Insurance firm Bradford & Bingley (B&B) has warned that its annual profits could be hit by endowment mortgage policy payouts.
The buy-to-let specialist, forecasting its half-year results today, warned that profits would be dampened but nevertheless predicted it was on-track for a six per cent profit growth.
B&B said its profits would be helped by sustained high levels of mortgage lending, comparable to those occurring in the second half of 2005 when £4.7 billion was lent on the property market.
"New business volumes have continued to be very healthy and the credit quality of our fully secured lending book remains sound and within our expectations," said group chief executive Steven Crawshaw.
"We have a strong pipeline and believe our specialist markets will continue to grow well in the second half of the year."
Despite Mr Crawshaw's optimism B&B's statement also refers to a threat on the horizon in the form of higher than average endowment payouts.
Endowment mortgages are used in conjunction with interest-only mortgages to allow homebuyers to save the capital over their mortgage term.

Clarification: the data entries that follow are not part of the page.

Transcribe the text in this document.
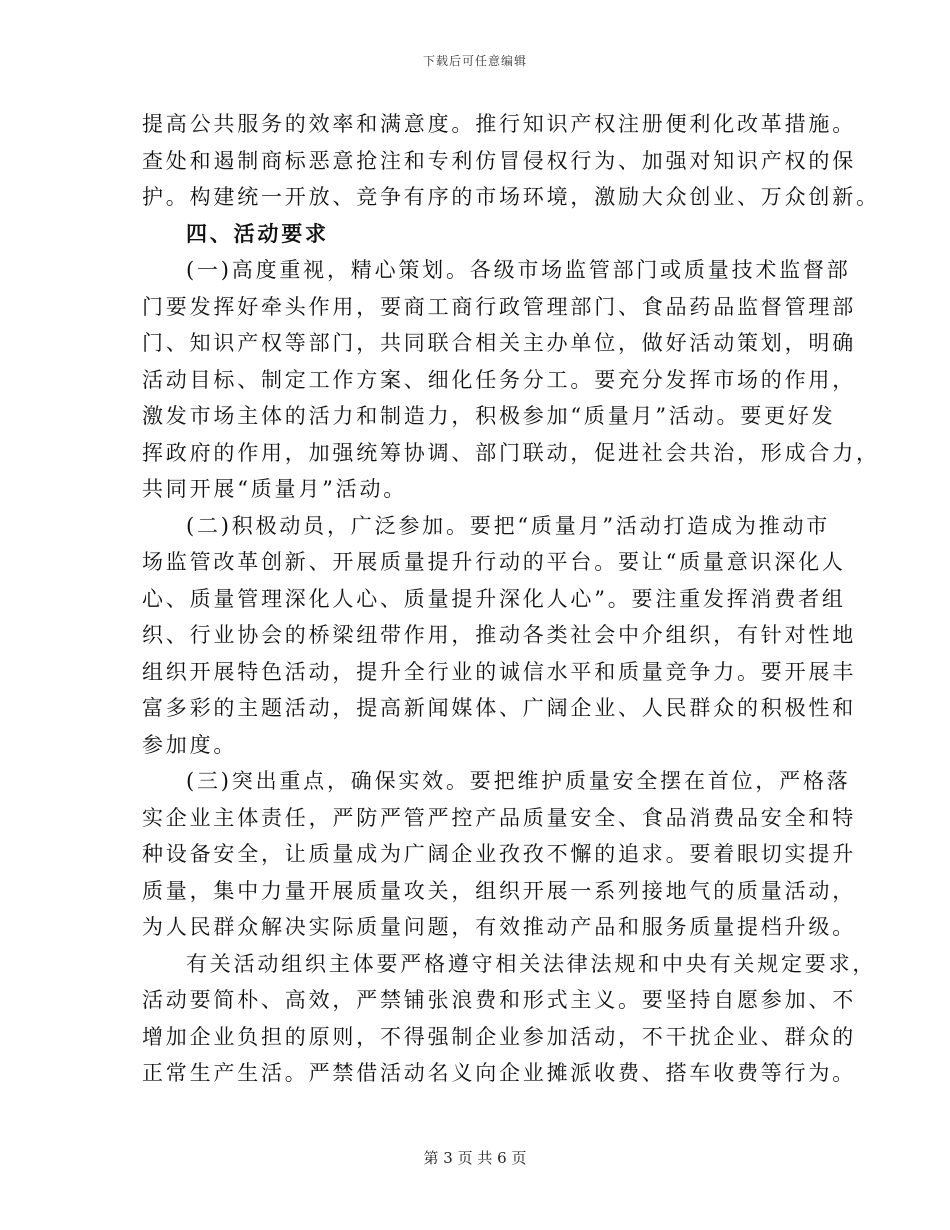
下载后可任意编辑
提高公共服务的效率和满意度。推行知识产权注册便利化改革措施。
查处和遏制商标恶意抢注和专利仿冒侵权行为、加强对知识产权的保
护。构建统一开放、竞争有序的市场环境，激励大众创业、万众创新。
四、活动要求
(一)高度重视，精心策划。各级市场监管部门或质量技术监督部
门要发挥好牵头作用，要商工商行政管理部门、食品药品监督管理部
门、知识产权等部门，共同联合相关主办单位，做好活动策划，明确
活动目标、制定工作方案、细化任务分工。要充分发挥市场的作用，
激发市场主体的活力和制造力，积极参加“质量月”活动。要更好发
挥政府的作用，加强统筹协调、部门联动，促进社会共治，形成合力，
共同开展“质量月”活动。
(二)积极动员，广泛参加。要把“质量月”活动打造成为推动市
场监管改革创新、开展质量提升行动的平台。要让“质量意识深化人
心、质量管理深化人心、质量提升深化人心”。要注重发挥消费者组
织、行业协会的桥梁纽带作用，推动各类社会中介组织，有针对性地
组织开展特色活动，提升全行业的诚信水平和质量竞争力。要开展丰
富多彩的主题活动，提高新闻媒体、广阔企业、人民群众的积极性和
参加度。
(三)突出重点，确保实效。要把维护质量安全摆在首位，严格落
实企业主体责任，严防严管严控产品质量安全、食品消费品安全和特
种设备安全，让质量成为广阔企业孜孜不懈的追求。要着眼切实提升
质量，集中力量开展质量攻关，组织开展一系列接地气的质量活动，
为人民群众解决实际质量问题，有效推动产品和服务质量提档升级。
有关活动组织主体要严格遵守相关法律法规和中央有关规定要求，
活动要简朴、高效，严禁铺张浪费和形式主义。要坚持自愿参加、不
增加企业负担的原则，不得强制企业参加活动，不干扰企业、群众的
正常生产生活。严禁借活动名义向企业摊派收费、搭车收费等行为。
第 3 页 共 6 页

Insurance firms like B&B, which provides nearly a quarter of loans for landlords, offer policies protecting against market downturns to save customers from worrying about a potential devaluation of their property's price.
"The volume of claims for compensation related to endowment and investment products has increased markedly, reversing the downward trend established in the second half of 2005," the B&B statement said.
"At this stage, it is not clear whether the recent increase in claims is temporary and reflects only an acceleration of future claims or whether this is a new trend."